# TIEN SPRINGS and KYB SHOCKS



## my420sx (May 12, 2002)

My suspension needs replacement. The plan is to get a quality sport setup that isn't too pricey. I am interested in purchasing the following setup which Enjukuracing.com sells for $359.99. Tien springs with KYB shocks.
Specs; 
1.5" drop Front
1.2" drop Rear
3.7 kgf/mm Front
3.2 kgf/mm Rear 

If anybody has any experiences with this product please share, BUY it or PASS on it?
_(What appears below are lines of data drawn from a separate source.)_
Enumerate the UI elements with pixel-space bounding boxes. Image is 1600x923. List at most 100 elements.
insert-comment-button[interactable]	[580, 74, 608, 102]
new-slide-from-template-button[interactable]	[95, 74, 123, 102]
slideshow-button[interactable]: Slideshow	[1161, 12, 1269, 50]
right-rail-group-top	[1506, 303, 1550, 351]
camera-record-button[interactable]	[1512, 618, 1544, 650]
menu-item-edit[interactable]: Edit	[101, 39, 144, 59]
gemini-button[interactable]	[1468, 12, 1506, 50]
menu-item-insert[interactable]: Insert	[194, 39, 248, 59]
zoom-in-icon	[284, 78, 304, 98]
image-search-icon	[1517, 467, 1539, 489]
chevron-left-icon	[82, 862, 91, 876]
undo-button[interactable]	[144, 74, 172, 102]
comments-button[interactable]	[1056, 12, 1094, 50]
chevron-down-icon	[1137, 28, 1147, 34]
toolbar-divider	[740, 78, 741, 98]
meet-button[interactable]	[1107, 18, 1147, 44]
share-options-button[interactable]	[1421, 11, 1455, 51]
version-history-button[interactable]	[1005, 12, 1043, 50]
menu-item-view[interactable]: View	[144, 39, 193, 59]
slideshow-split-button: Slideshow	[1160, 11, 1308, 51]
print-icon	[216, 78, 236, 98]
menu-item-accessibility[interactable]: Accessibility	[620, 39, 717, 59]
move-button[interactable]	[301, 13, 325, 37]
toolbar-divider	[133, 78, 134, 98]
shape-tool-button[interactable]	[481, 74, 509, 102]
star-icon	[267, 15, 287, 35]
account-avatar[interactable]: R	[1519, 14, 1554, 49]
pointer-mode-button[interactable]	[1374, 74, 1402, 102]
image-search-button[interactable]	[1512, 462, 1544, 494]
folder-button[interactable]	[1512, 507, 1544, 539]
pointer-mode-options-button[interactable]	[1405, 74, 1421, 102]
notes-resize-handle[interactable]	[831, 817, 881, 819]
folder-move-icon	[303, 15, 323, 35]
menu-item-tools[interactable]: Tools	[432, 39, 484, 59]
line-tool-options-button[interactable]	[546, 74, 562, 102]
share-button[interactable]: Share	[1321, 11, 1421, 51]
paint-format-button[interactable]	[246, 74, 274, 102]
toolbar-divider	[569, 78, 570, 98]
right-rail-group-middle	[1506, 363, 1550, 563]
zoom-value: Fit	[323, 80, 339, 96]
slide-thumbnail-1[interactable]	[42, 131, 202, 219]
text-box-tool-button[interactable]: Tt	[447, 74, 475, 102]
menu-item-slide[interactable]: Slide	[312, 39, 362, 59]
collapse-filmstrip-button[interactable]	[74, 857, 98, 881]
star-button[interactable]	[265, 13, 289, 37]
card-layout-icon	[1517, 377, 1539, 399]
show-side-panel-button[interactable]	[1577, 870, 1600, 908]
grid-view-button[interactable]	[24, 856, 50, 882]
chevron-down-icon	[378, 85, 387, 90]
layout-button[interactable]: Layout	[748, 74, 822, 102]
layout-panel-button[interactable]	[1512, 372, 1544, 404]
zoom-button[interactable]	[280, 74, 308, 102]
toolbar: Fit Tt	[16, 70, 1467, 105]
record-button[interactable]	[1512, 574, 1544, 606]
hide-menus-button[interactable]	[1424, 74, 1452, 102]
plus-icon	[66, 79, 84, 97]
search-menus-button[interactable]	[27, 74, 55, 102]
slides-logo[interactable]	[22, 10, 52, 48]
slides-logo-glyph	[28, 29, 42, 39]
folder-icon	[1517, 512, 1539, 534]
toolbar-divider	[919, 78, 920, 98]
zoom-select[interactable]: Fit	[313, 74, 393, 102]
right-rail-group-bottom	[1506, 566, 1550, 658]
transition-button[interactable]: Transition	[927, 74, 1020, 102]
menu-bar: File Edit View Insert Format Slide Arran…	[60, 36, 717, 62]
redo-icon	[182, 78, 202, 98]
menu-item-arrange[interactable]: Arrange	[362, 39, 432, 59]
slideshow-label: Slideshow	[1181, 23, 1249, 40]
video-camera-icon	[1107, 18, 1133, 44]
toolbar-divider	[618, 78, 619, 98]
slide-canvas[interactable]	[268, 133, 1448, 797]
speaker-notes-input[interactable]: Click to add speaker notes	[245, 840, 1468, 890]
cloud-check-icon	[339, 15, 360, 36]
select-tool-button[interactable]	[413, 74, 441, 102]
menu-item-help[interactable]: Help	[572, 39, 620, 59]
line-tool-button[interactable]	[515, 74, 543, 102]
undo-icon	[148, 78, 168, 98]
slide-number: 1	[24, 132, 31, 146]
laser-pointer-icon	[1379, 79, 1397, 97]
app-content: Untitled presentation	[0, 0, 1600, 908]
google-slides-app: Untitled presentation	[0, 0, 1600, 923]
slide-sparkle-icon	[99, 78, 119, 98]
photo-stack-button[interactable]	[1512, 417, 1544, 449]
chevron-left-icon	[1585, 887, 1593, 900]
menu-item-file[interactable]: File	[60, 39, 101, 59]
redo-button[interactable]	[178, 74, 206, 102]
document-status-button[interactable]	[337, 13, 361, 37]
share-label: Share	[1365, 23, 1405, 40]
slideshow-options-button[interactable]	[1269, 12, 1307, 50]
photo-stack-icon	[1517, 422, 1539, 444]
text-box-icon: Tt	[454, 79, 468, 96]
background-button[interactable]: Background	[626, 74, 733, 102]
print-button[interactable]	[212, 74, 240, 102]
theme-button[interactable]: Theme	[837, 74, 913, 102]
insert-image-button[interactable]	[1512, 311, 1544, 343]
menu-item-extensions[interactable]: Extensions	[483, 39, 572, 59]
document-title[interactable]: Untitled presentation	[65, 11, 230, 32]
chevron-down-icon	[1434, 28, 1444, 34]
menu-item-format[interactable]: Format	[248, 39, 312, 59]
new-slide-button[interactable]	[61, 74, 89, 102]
Other suspension setup recommendations are WELCOME. 

Thanks


----------



## BoostedSE (Jun 26, 2005)

teins are soft but good, if you want a spring strut setup for daily driving its a good choice.


----------



## socal180 (Aug 17, 2005)

*kyb*

i have kyb adjustables, i think there agx, there pretty smooth and easy to adjust but i hav eibach pro kits i think there pretty good too, yours sounds like a good setup.


----------



## sunnydet90 (Sep 10, 2004)

my420sx said:


> My suspension needs replacement. The plan is to get a quality sport setup that isn't too pricey. I am interested in purchasing the following setup which Enjukuracing.com sells for $359.99. Tien springs with KYB shocks.
> Specs;
> 1.5" drop Front
> 1.2" drop Rear
> ...


 personally i would go with the s-tech springs with agx they are very stiff and don't slam your car


----------



## OPIUM (Aug 18, 2002)

I have tein s tech springs with kyb GR2 struts. It has a nice ride quality. I bought mine used with 10k miles on it for $150 all the way around. I don't think I"d want to pay more than that for this setup. I'd say save up another $200 and get some entry level tanabe coilovers or something quality. I'd also invest in a bushing kit too.


----------



## ZooYork (Jun 23, 2004)

i ahve that setup on my car!!! it is great. car is really stiff! i have pics if u wana see what it looks like IM me zooyorkskater4

it took me about 2 1.2 hours to instal then i paid the dude 30$ to align it my self


----------